After changing into night clothes, patients settle into bed in a private room similar to a hotel room. Electrodes are usually placed on the scalp, sides of the head and under the chin, chest and legs. A sensor is typically placed under the nose and mouth and belts are placed around the chest and abdomen. A clip is placed on the finger. These devices record physiological activity. Most people have no problem falling asleep or staying asleep with the monitoring sensors in place. Technicians located in another room collect data and observe sleep with a television monitor.
Patients may be asked to perform certain tasks after the sensors have been placed on the body to determine whether they are working properly. The lights will be turned off and the patient falls asleep.
With some patients, a split-night test is conducted. Half of the night is used to diagnose the sleep disorder and the other half is used to treat it. This occurs most commonly in cases of sleep apnea.
The following morning, patients may be asked to fill out a questionnaire describing the sleep experience the previous night.
After the results of the sleep study are collected, they are sent to the physician or other health professional who referred the patient to the sleep center. Physicians may diagnose a sleep disorder based on the results of the study.
Sleep disorders are often diagnosed after a single visit to a sleep center. However, some patients may have to return to the sleep center for additional testing. For instance, recent research shows that a negative test for sleep disordered breathing in children may have to be repeated in order to rule out a problem definitively. Additionally, many patients become more comfortable with the testing equipment and procedures employed during subsequent visits to the sleep center. This results in more natural sleep and more accurate study results. When conducted properly, there are few risks associated with sleep studies. There is a slight chance of irritation from the adhesive used to attach electrodes to the skin.
Treatments that may follow sleep study
After a sleep study, patients may receive a variety of treatments depending on the type of sleep disorder diagnosed. Sleep disorders in some patients can be treated by making simple lifestyle modifications, such as maintaining consistent sleep and wake times, avoiding alcohol and caffeine before bed and exercising. Other patients are treated with medications, such as the newer non-benzodiazepine sedative-hypnotics.
Other techniques that may be used to treat sleep disorders include:
- Relaxation therapy. Methods such as progressive muscle relaxation, deep breathing techniques, imagery and self-hypnosis may help some people overcome sleep disorders.
- Cognitive behavior therapy(CBT). This may help patients identify thoughts and behaviors that contribute to sleep problems.
- Continuous positive airway pressure (CPAP). Device used to treat sleep apnea.
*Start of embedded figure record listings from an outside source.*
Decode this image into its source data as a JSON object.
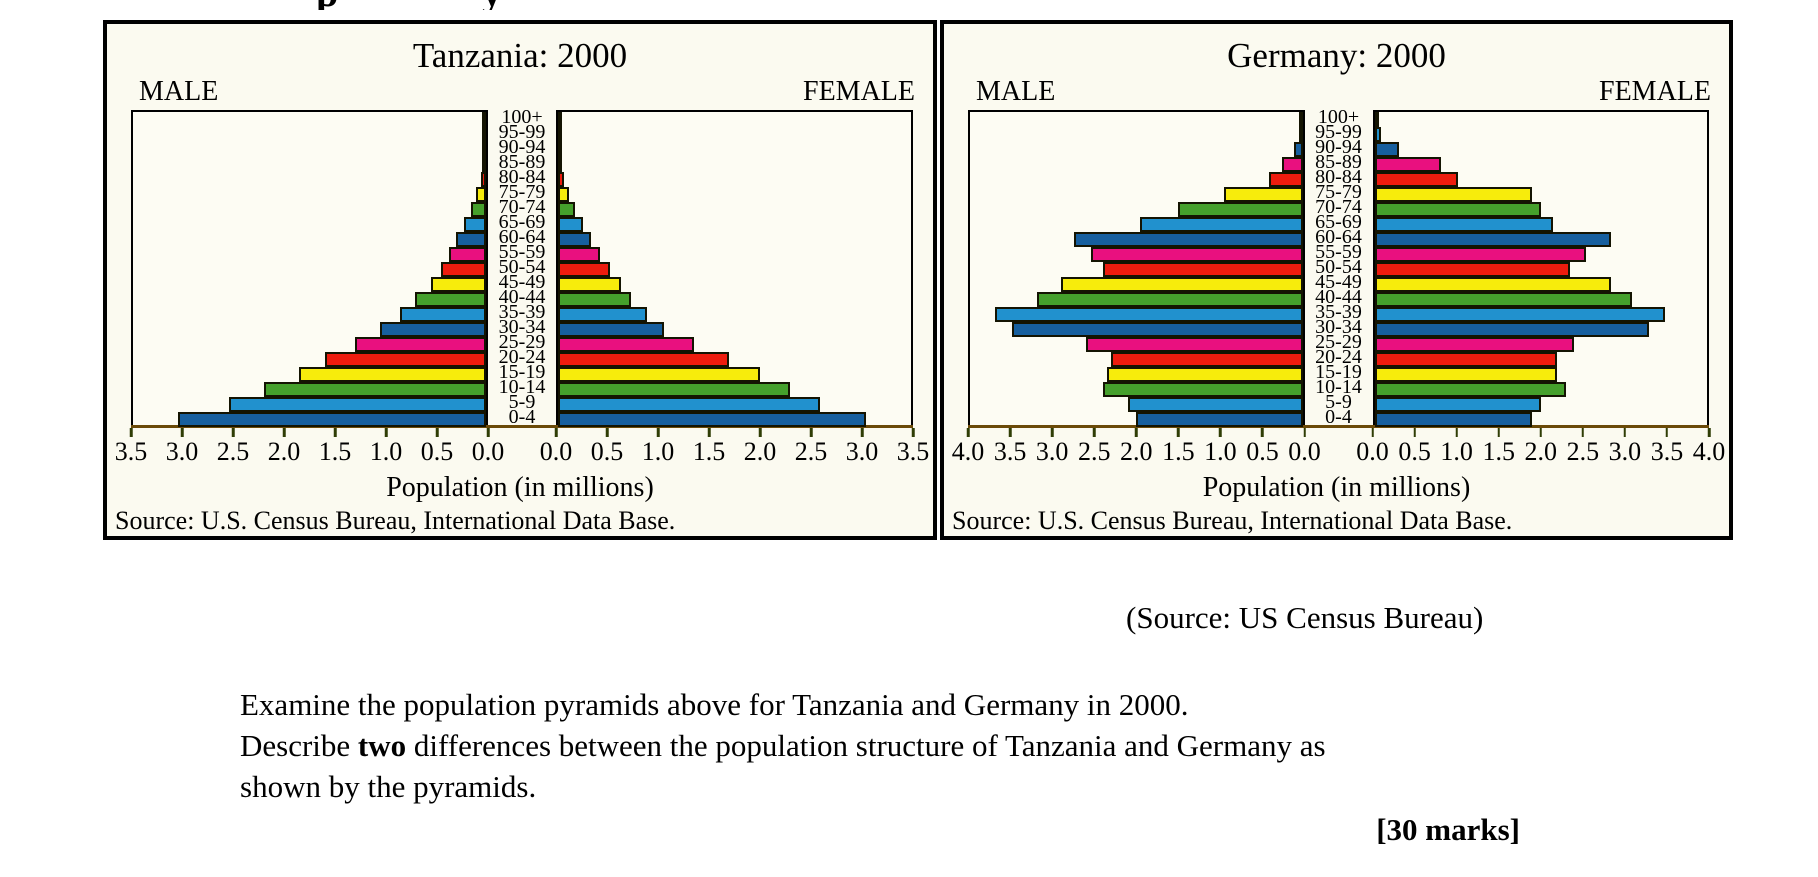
{
  "page": {
    "top_cutoff_fragments": [
      "p",
      "y"
    ],
    "caption": "(Source: US Census Bureau)",
    "question": {
      "line1": "Examine the population pyramids above for Tanzania and Germany in 2000.",
      "line2a": "Describe ",
      "line2_bold": "two",
      "line2b": " differences between the population structure of Tanzania and Germany as",
      "line3": "shown by the pyramids.",
      "marks": "[30 marks]"
    }
  },
  "colors": {
    "bar_cycle_bottom_up": [
      "#175f9e",
      "#2191ce",
      "#45a02c",
      "#f7ec0c",
      "#ee1c0e",
      "#e9107f"
    ],
    "bar_border": "#141402",
    "axis_baseline": "#6b4a08",
    "tick": "#2f3d05",
    "panel_bg": "#fbfaf0",
    "plot_bg": "#fdfcf3",
    "border": "#000000"
  },
  "chart_data": [
    {
      "type": "bar",
      "subtype": "population_pyramid",
      "title": "Tanzania: 2000",
      "male_label": "MALE",
      "female_label": "FEMALE",
      "xlabel": "Population (in millions)",
      "source": "Source: U.S. Census Bureau, International Data Base.",
      "axis_max": 3.5,
      "tick_step": 0.5,
      "male_tick_labels": [
        "3.5",
        "3.0",
        "2.5",
        "2.0",
        "1.5",
        "1.0",
        "0.5",
        "0.0"
      ],
      "female_tick_labels": [
        "0.0",
        "0.5",
        "1.0",
        "1.5",
        "2.0",
        "2.5",
        "3.0",
        "3.5"
      ],
      "age_groups_top_down": [
        "100+",
        "95-99",
        "90-94",
        "85-89",
        "80-84",
        "75-79",
        "70-74",
        "65-69",
        "60-64",
        "55-59",
        "50-54",
        "45-49",
        "40-44",
        "35-39",
        "30-34",
        "25-29",
        "20-24",
        "15-19",
        "10-14",
        "5-9",
        "0-4"
      ],
      "series": [
        {
          "name": "male",
          "values_top_down": [
            0.005,
            0.01,
            0.015,
            0.03,
            0.05,
            0.1,
            0.15,
            0.22,
            0.3,
            0.37,
            0.45,
            0.55,
            0.7,
            0.85,
            1.05,
            1.3,
            1.6,
            1.85,
            2.2,
            2.55,
            3.05
          ]
        },
        {
          "name": "female",
          "values_top_down": [
            0.005,
            0.01,
            0.02,
            0.035,
            0.06,
            0.11,
            0.17,
            0.25,
            0.33,
            0.42,
            0.52,
            0.62,
            0.72,
            0.88,
            1.05,
            1.35,
            1.7,
            2.0,
            2.3,
            2.6,
            3.05
          ]
        }
      ]
    },
    {
      "type": "bar",
      "subtype": "population_pyramid",
      "title": "Germany: 2000",
      "male_label": "MALE",
      "female_label": "FEMALE",
      "xlabel": "Population (in millions)",
      "source": "Source: U.S. Census Bureau, International Data Base.",
      "axis_max": 4.0,
      "tick_step": 0.5,
      "male_tick_labels": [
        "4.0",
        "3.5",
        "3.0",
        "2.5",
        "2.0",
        "1.5",
        "1.0",
        "0.5",
        "0.0"
      ],
      "female_tick_labels": [
        "0.0",
        "0.5",
        "1.0",
        "1.5",
        "2.0",
        "2.5",
        "3.0",
        "3.5",
        "4.0"
      ],
      "age_groups_top_down": [
        "100+",
        "95-99",
        "90-94",
        "85-89",
        "80-84",
        "75-79",
        "70-74",
        "65-69",
        "60-64",
        "55-59",
        "50-54",
        "45-49",
        "40-44",
        "35-39",
        "30-34",
        "25-29",
        "20-24",
        "15-19",
        "10-14",
        "5-9",
        "0-4"
      ],
      "series": [
        {
          "name": "male",
          "values_top_down": [
            0.01,
            0.04,
            0.1,
            0.25,
            0.4,
            0.95,
            1.5,
            1.95,
            2.75,
            2.55,
            2.4,
            2.9,
            3.2,
            3.7,
            3.5,
            2.6,
            2.3,
            2.35,
            2.4,
            2.1,
            2.0
          ]
        },
        {
          "name": "female",
          "values_top_down": [
            0.02,
            0.08,
            0.3,
            0.8,
            1.0,
            1.9,
            2.0,
            2.15,
            2.85,
            2.55,
            2.35,
            2.85,
            3.1,
            3.5,
            3.3,
            2.4,
            2.2,
            2.2,
            2.3,
            2.0,
            1.9
          ]
        }
      ]
    }
  ]
}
It involves wearing a mask over the nose that blows air into the throat at a pressure level appropriate for the patient.
Questions for your doctor regarding sleep study
Preparing questions in advance can help patients to have more meaningful discussions with their physicians regarding their conditions. Patients may wish to ask their doctor the following sleep study-related questions:
- Might I benefit from a sleep study?
- Can you recommend a sleep study facility?
- How should I prepare for a sleep study? Should someone come with me?
- What physiological functions will be measured during my sleep study?
- What sleep disorders may be diagnosed after my sleep study?
- What happens if I have trouble sleeping during the sleep study?
- Will the tests performed during my sleep study be uncomfortable or painful?
- What will happen after I get the results of my sleep study?
- Can I return to my normal daily activities following my sleep study?
- How long before the sleep study results are available? How will I learn of the results?
- Will I need to undergo repeat sleep testing? If so, how often?